Second, the RAG approach is well-suited to this classification task because the output space is constrained (valid NAICS codes) and the knowledge base is stable and well-defined. However, the case study doesn't discuss how the system handles edge cases like emerging industries that may not fit neatly into existing NAICS codes, or how it's maintained as the NAICS taxonomy evolves. The two-prompt approach is clever but increases inference costs and latency compared to single-prompt systems.
Third, while the custom fuzzy-accuracy metric is thoughtful, it introduces subjective weighting decisions about how much to credit partial matches at different levels of the hierarchy. The case study doesn't explain how these weights were determined or validated. Additionally, the emphasis on LLM justifications for auditability is positive, but there's no discussion of whether these explanations are faithful (truly reflecting the model's reasoning) or merely plausible-sounding post-hoc rationalizations, which is a known issue with LLM explanations.

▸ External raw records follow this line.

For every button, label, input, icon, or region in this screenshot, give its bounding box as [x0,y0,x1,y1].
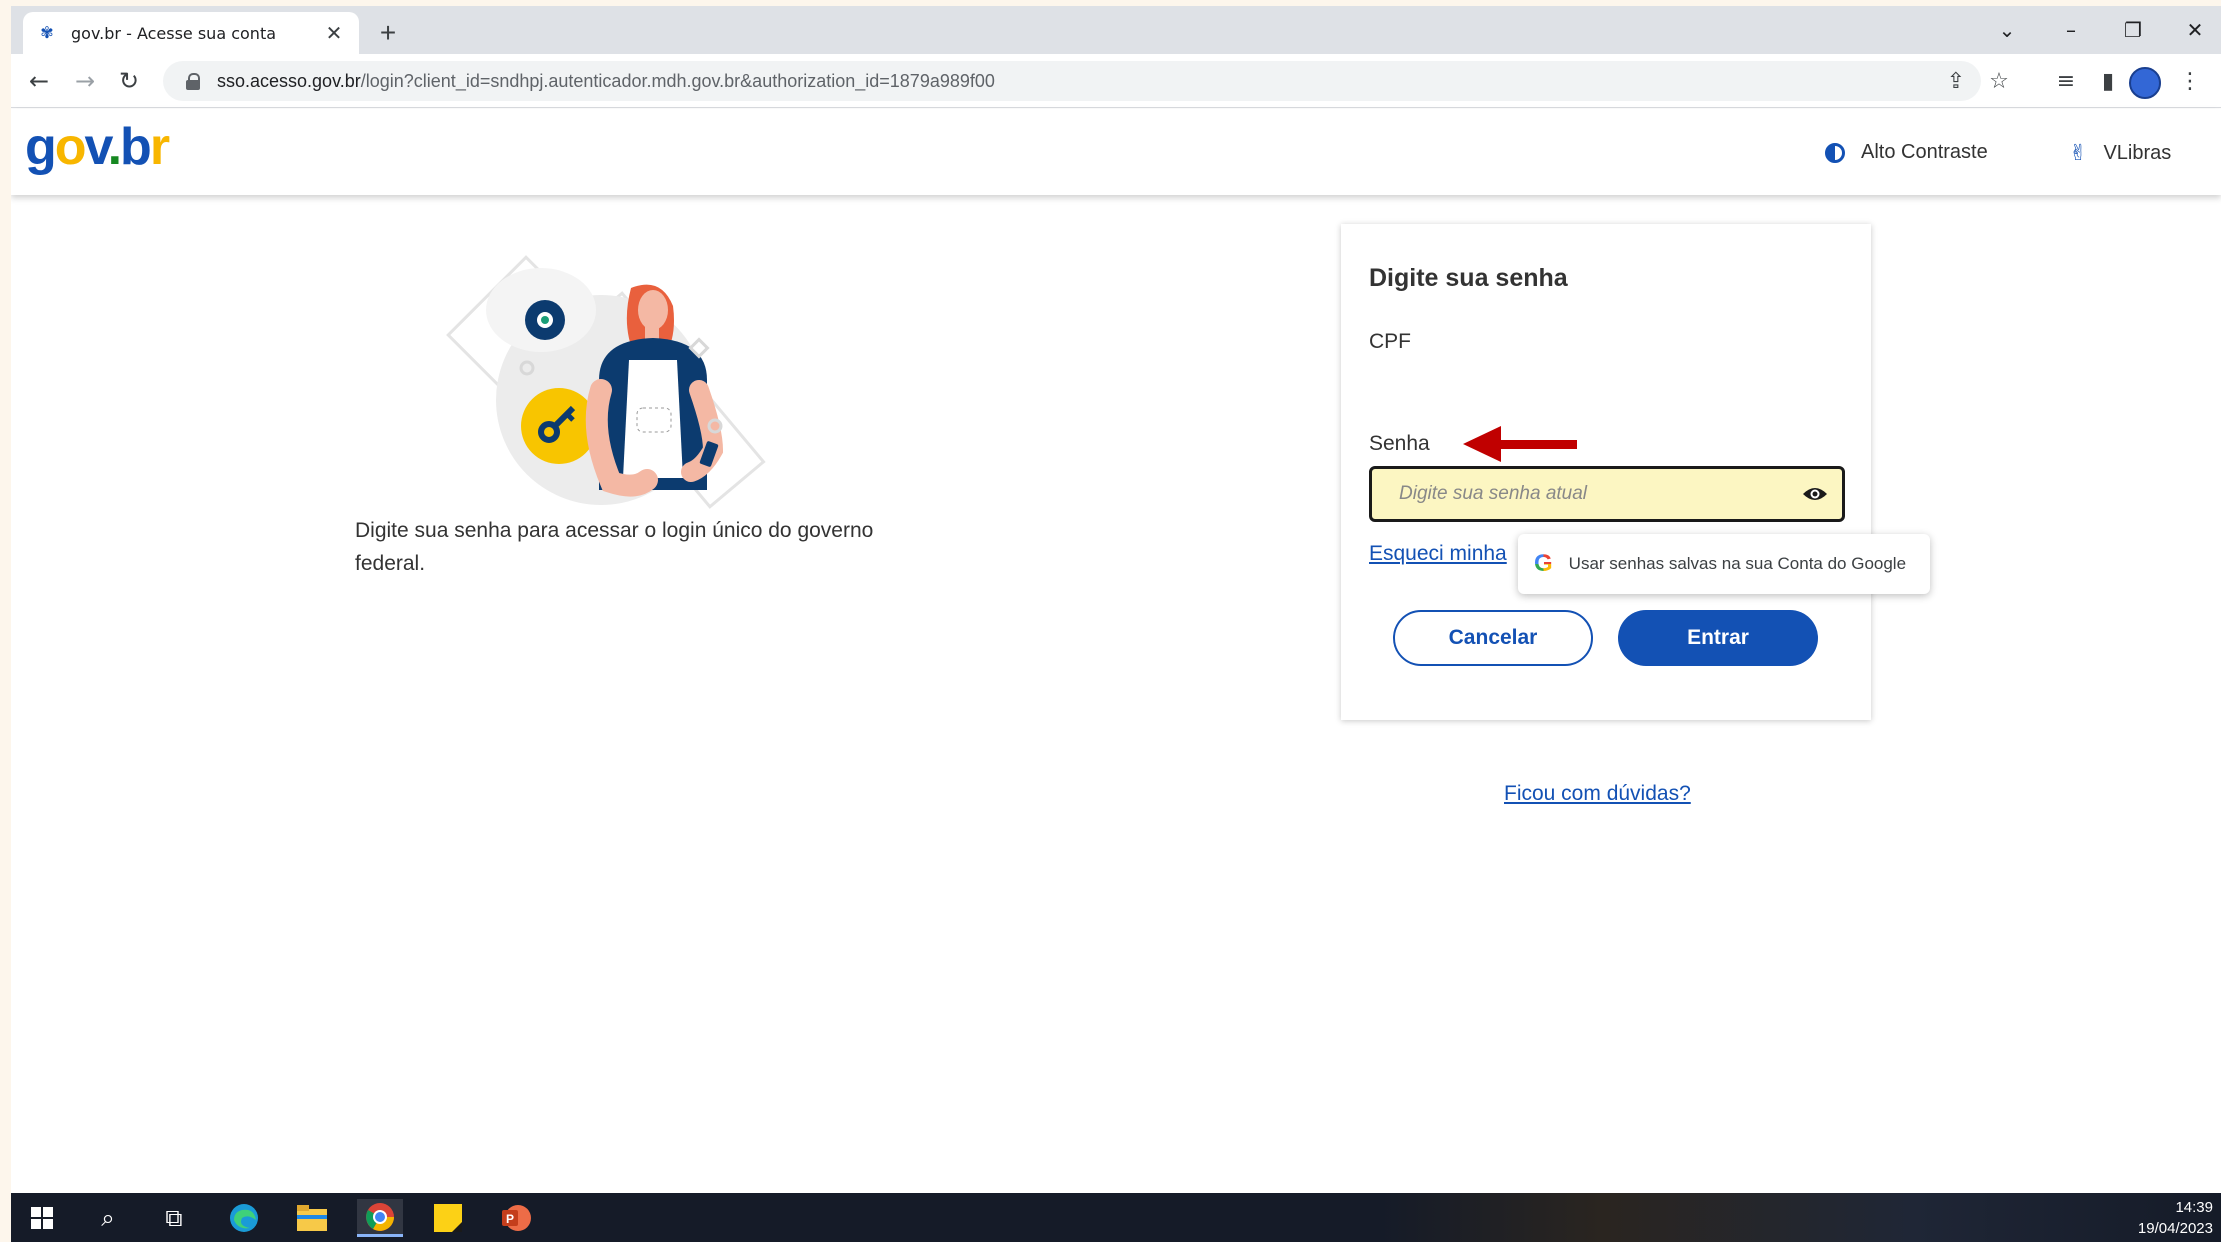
system-clock[interactable]: 14:39 19/04/2023 [2138,1197,2213,1239]
high-contrast-label: Alto Contraste [1861,141,1988,163]
url-text[interactable]: sso.acesso.gov.br/login?client_id=sndhpj… [217,71,995,92]
windows-start-icon[interactable] [19,1199,65,1237]
enter-button[interactable]: Entrar [1618,610,1818,666]
google-suggestion-text: Usar senhas salvas na sua Conta do Googl… [1568,554,1907,573]
chrome-icon[interactable] [357,1199,403,1237]
side-panel-icon[interactable]: ▮ [2093,66,2123,96]
govbr-header: gov.br Alto Contraste ✌ VLibras [11,109,2221,195]
lock-icon[interactable] [185,73,201,90]
govbr-logo[interactable]: gov.br [25,117,170,177]
google-password-suggestion[interactable]: G Usar senhas salvas na sua Conta do Goo… [1518,534,1930,594]
back-arrow-icon[interactable]: ← [21,63,57,99]
clock-time: 14:39 [2175,1199,2213,1216]
search-icon[interactable]: ⌕ [85,1199,131,1237]
tab-title: gov.br - Acesse sua conta [71,23,277,43]
restore-button[interactable]: ❐ [2107,12,2159,48]
forward-arrow-icon[interactable]: → [67,63,103,99]
eye-icon[interactable] [1802,486,1828,502]
svg-text:P: P [506,1212,514,1226]
tab-strip: ✾ gov.br - Acesse sua conta ✕ + ⌄ – ❐ ✕ [11,6,2221,54]
windows-taskbar: ⌕ ⧉ P 14:39 19/04/2023 [11,1193,2221,1242]
browser-window: ✾ gov.br - Acesse sua conta ✕ + ⌄ – ❐ ✕ … [11,6,2221,1242]
sticky-notes-icon[interactable] [425,1199,471,1237]
powerpoint-icon[interactable]: P [493,1199,539,1237]
edge-icon[interactable] [221,1199,267,1237]
intro-text: Digite sua senha para acessar o login ún… [355,519,874,575]
browser-menu-icon[interactable]: ⋮ [2175,66,2205,96]
password-label: Senha [1369,432,1430,455]
red-arrow-annotation [1463,426,1577,462]
high-contrast-toggle[interactable]: Alto Contraste [1825,141,1988,164]
clock-date: 19/04/2023 [2137,1220,2213,1237]
task-view-icon[interactable]: ⧉ [151,1199,197,1237]
contrast-icon [1825,142,1845,163]
cancel-button[interactable]: Cancelar [1393,610,1593,666]
login-card: Digite sua senha CPF Senha Esqueci minha… [1341,224,1871,720]
profile-avatar[interactable] [2129,67,2161,99]
bookmark-star-icon[interactable]: ☆ [1984,66,2014,96]
file-explorer-icon[interactable] [289,1199,335,1237]
tab-search-icon[interactable]: ⌄ [1981,12,2033,48]
password-field[interactable] [1369,466,1845,522]
reload-icon[interactable]: ↻ [111,63,147,99]
browser-tab[interactable]: ✾ gov.br - Acesse sua conta ✕ [23,12,359,54]
login-illustration [446,255,766,509]
media-control-icon[interactable]: ≡ [2051,66,2081,96]
vlibras-label: VLibras [2103,142,2172,164]
minimize-button[interactable]: – [2045,12,2097,48]
help-link[interactable]: Ficou com dúvidas? [1504,782,1691,806]
browser-toolbar: ← → ↻ sso.acesso.gov.br/login?client_id=… [11,54,2221,108]
password-input[interactable] [1399,483,1802,505]
google-icon: G [1534,550,1553,577]
govbr-favicon-icon: ✾ [40,25,54,42]
vlibras-hand-icon: ✌ [2069,141,2088,166]
share-icon[interactable]: ⇪ [1941,66,1971,96]
forgot-password-link[interactable]: Esqueci minha [1369,542,1507,566]
vlibras-toggle[interactable]: ✌ VLibras [2069,141,2171,166]
card-title: Digite sua senha [1369,264,1568,292]
close-window-button[interactable]: ✕ [2169,12,2221,48]
new-tab-button[interactable]: + [373,17,403,48]
address-bar[interactable]: sso.acesso.gov.br/login?client_id=sndhpj… [163,61,1981,101]
cpf-label: CPF [1369,330,1411,353]
close-tab-icon[interactable]: ✕ [323,22,345,45]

## LLMOps Maturity Indicators
Despite these caveats, the case study demonstrates several markers of mature LLMOps practice. The stage-specific evaluation metrics that align with business goals, the systematic hyperparameter search with visualization of tradeoffs, the logging infrastructure for debugging and iteration, the guardrails for handling hallucinations, and the use of structured outputs all suggest a thoughtful production deployment. The two-prompt staged approach shows sophistication in managing LLM context limitations while maintaining performance.
The migration from a fragmented legacy system to a standardized, auditable, and controllable ML-powered solution addresses real business needs across multiple teams. The case study effectively illustrates how RAG can be applied to structured classification problems, not just open-ended question-answering, and demonstrates the value of constraining LLM outputs to valid choices from a knowledge base. For teams considering similar industry classification or taxonomy mapping problems, this case study offers a valuable reference architecture, though implementers should carefully weigh the build vs. buy tradeoffs based on their specific context, resources, and requirements.